Insurance rates in flood zones to rise101 policies affected
Recently, some 25 islanders gathered at Town Hall to hear Michelle Burnett of the Rhode Island Emergency Management Agency (RIEMA) discuss changes to the National Flood Insurance Program (NFIP) that are likely to raise rates significantly.
The agency, Burnett told the crowd, “wants to get information out to people so they’re not broad-sided.”
First, a little background: Burnett said the NFIP originated in 1968 after significant storms were recorded necessitating the federal government to step in to map flood-prone areas and to make insurance available to all members of a community that met flood plain management criteria and established minimum standards for new construction.
Prior to 1968, most homeowners’ insurance policies did not cover flood damage — or if they did, the rates were cost-prohibitive. Consequently, those who found their property flooded “often found themselves financially devastated and unable to rebuild,” said Burnett. The NFIP, she said, was created “to fill that gap.”
The mapping, Burnett said, helped to identify “higher, medium and lower risk areas.” Owners of existing homes and businesses did not have to rebuild according to higher standards, and many received subsidized rates that did not accurately reflect their level of risk.
In addition, as initial flood risk was updated by NFIP, a number of properties built in compliance with existing standards received discounted rates in areas in which flood risk was revised. This “grandfathering” prohibited rate increases for existing properties even when flood risk increased.
Burnett explained that the Biggert-Waters Flood Insurance Reform Act of 2012, passed into law the same year, extended the NFIP for five years, but also required major program changes.

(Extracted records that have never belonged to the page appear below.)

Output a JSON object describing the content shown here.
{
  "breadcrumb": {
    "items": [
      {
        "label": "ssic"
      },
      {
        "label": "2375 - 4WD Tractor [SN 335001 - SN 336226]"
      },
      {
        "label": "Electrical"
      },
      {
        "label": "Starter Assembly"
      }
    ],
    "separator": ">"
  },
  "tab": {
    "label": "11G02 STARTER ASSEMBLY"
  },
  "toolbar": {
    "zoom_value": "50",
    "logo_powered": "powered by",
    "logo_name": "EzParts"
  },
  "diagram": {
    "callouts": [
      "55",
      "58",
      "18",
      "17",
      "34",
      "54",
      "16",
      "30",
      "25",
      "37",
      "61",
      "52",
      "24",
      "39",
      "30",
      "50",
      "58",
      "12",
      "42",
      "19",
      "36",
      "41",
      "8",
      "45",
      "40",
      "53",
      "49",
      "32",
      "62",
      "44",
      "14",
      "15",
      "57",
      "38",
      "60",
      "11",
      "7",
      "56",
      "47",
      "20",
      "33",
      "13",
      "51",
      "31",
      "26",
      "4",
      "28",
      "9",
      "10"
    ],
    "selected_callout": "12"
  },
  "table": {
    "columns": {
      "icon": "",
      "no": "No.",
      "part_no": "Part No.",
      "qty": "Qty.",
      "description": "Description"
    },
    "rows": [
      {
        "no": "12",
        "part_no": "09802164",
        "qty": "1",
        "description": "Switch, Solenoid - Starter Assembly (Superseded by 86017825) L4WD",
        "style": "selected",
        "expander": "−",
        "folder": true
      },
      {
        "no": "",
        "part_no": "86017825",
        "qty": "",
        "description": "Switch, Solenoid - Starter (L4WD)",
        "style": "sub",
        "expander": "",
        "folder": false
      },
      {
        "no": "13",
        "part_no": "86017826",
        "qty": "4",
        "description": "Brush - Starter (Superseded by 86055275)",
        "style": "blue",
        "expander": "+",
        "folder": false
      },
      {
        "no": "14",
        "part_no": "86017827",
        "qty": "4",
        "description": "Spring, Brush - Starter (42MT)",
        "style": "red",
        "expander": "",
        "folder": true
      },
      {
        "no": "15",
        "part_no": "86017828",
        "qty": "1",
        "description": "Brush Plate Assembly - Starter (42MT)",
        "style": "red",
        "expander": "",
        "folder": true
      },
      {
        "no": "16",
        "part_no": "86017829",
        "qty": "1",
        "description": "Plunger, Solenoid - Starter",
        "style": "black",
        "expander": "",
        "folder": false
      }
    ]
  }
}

The legislation, she said, will require the NFIP to raise rates to more accurately reflect “the true risks and costs of flooding.” Biggert-Waters was passed primarily to keep the NFIP sustainable, Burnett said, and “to make the program financially sound and stable.”

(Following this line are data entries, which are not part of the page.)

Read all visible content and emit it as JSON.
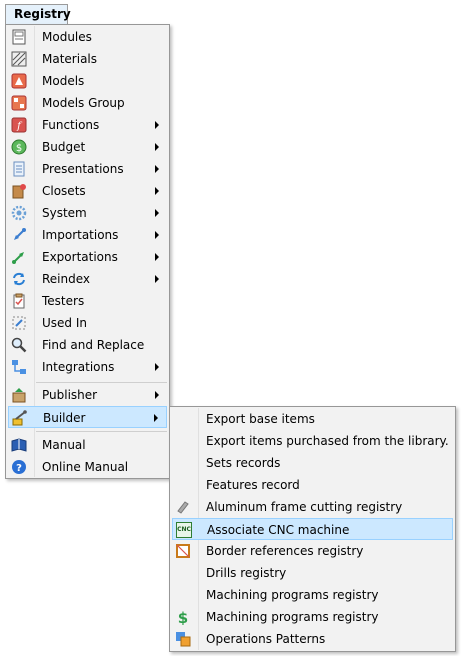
{
  "menubar": {
    "title": "Registry"
  },
  "main_menu": {
    "items": [
      {
        "label": "Modules",
        "icon": "modules-icon",
        "submenu": false
      },
      {
        "label": "Materials",
        "icon": "materials-icon",
        "submenu": false
      },
      {
        "label": "Models",
        "icon": "models-icon",
        "submenu": false
      },
      {
        "label": "Models Group",
        "icon": "models-group-icon",
        "submenu": false
      },
      {
        "label": "Functions",
        "icon": "functions-icon",
        "submenu": true
      },
      {
        "label": "Budget",
        "icon": "budget-icon",
        "submenu": true
      },
      {
        "label": "Presentations",
        "icon": "presentations-icon",
        "submenu": true
      },
      {
        "label": "Closets",
        "icon": "closets-icon",
        "submenu": true
      },
      {
        "label": "System",
        "icon": "system-gear-icon",
        "submenu": true
      },
      {
        "label": "Importations",
        "icon": "importations-icon",
        "submenu": true
      },
      {
        "label": "Exportations",
        "icon": "exportations-icon",
        "submenu": true
      },
      {
        "label": "Reindex",
        "icon": "reindex-icon",
        "submenu": true
      },
      {
        "label": "Testers",
        "icon": "testers-icon",
        "submenu": false
      },
      {
        "label": "Used In",
        "icon": "used-in-icon",
        "submenu": false
      },
      {
        "label": "Find and Replace",
        "icon": "magnifier-icon",
        "submenu": false
      },
      {
        "label": "Integrations",
        "icon": "integrations-icon",
        "submenu": true
      },
      {
        "label": "Publisher",
        "icon": "publisher-icon",
        "submenu": true
      },
      {
        "label": "Builder",
        "icon": "builder-icon",
        "submenu": true,
        "highlighted": true
      },
      {
        "label": "Manual",
        "icon": "manual-book-icon",
        "submenu": false
      },
      {
        "label": "Online Manual",
        "icon": "help-icon",
        "submenu": false
      }
    ]
  },
  "sub_menu": {
    "items": [
      {
        "label": "Export base items",
        "icon": ""
      },
      {
        "label": "Export items purchased from the library.",
        "icon": ""
      },
      {
        "label": "Sets records",
        "icon": ""
      },
      {
        "label": "Features record",
        "icon": ""
      },
      {
        "label": "Aluminum frame cutting registry",
        "icon": "aluminum-frame-icon"
      },
      {
        "label": "Associate CNC machine",
        "icon": "cnc-icon",
        "highlighted": true,
        "icon_text": "CNC"
      },
      {
        "label": "Border references registry",
        "icon": "border-references-icon"
      },
      {
        "label": "Drills registry",
        "icon": ""
      },
      {
        "label": "Machining programs registry",
        "icon": ""
      },
      {
        "label": "Machining programs registry",
        "icon": "dollar-icon"
      },
      {
        "label": "Operations Patterns",
        "icon": "operations-patterns-icon"
      }
    ]
  },
  "colors": {
    "highlight_bg": "#cce8ff",
    "highlight_border": "#99d1ff",
    "menu_bg": "#f2f2f2",
    "menubar_tab_bg": "#e5f1fb"
  }
}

Here’s the essence of the changes: Individuals with a mortgage backed by the federal government whose structures are in hazardous areas are required to have flood insurance, which may be purchased, Burnett added, through a local insurance agency. She added that all primary residences — including historic buildings — built prior to the initial Flood Insurance Rate Map (pre-FIRM), i.e., before April of 1985, would be likely to see a 16 to 17 percent increase effective Oct. 1, 2013. Part of the intention of Biggert-Waters, Burnett said, was “to eliminate subsidies for pre-Firm structures.”

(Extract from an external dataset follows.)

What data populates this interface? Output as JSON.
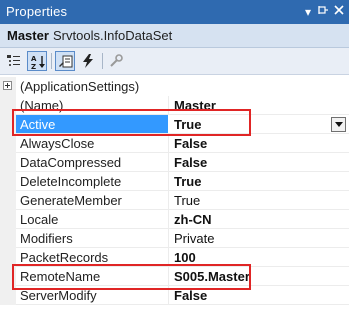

Who is affected by subsidy changes?
Noting that 43 percent of the policies in Rhode Island are subsidized, Burnett itemized who would be affected by the subsidy changes. She listed non-primary residences, commercial properties and properties with repetitive claims as all subject to potential 25 percent increases each year—until they provide elevation certificates, indicating they know their risks. She added that the government is recommending that individuals submit these certificates.
Burnett pointed out that all 39 communities in Rhode Island were participating in this flood insurance coverage — with 16,135 policies having been written in the state. She noted that Washington County had 5,867 policies, Providence County had 2,700, and on New Shoreham there were currently 101 such policies in force.
The zones to be particularly aware of on island, Burnett said, were the V-zone, an area of the highest risk (with 10 local policy owners), the A-zone, an area directly adjacent to a V-zone, considered relatively high risk (with 47 policy owners), and the X-zone, an area outside the flood zone (where there are 44 policy owners). To see where these zones are, please visit www.new-shoreham.com and search for the report that was created by the New Shoreham Natural Hazard Mitigation Committee in 2006.
The cost of the average premium, Burnett said, was approximately $1,300. “Fortunately,” she added, “the island has a lot of elevation.”
In terms of building new structures, addressing what can be done to lower costs, Burnett said, “Elevate! Elevate!” However, she acknowledged that going higher can often conflict with height restrictions prescribed by municipalities. At times these heights may be “bumped up,” she said.
“What’s important to remember is to talk with an insurance agent because in building or rebuilding, going higher reduces flood risks,” Burnett said, noting there were also mitigation grants available through the federal government. She added that FEMA could also “help consumers lower flood risks and flood insurance premiums through a community rating system, various mitigating grants and technical advice on building or rebuilding to mitigate future flood damage.”
After a lively question and answer session, residents eager to learn which zone they were in clustered around a table on which Burnett had laid out maps indicating elevations and risk levels.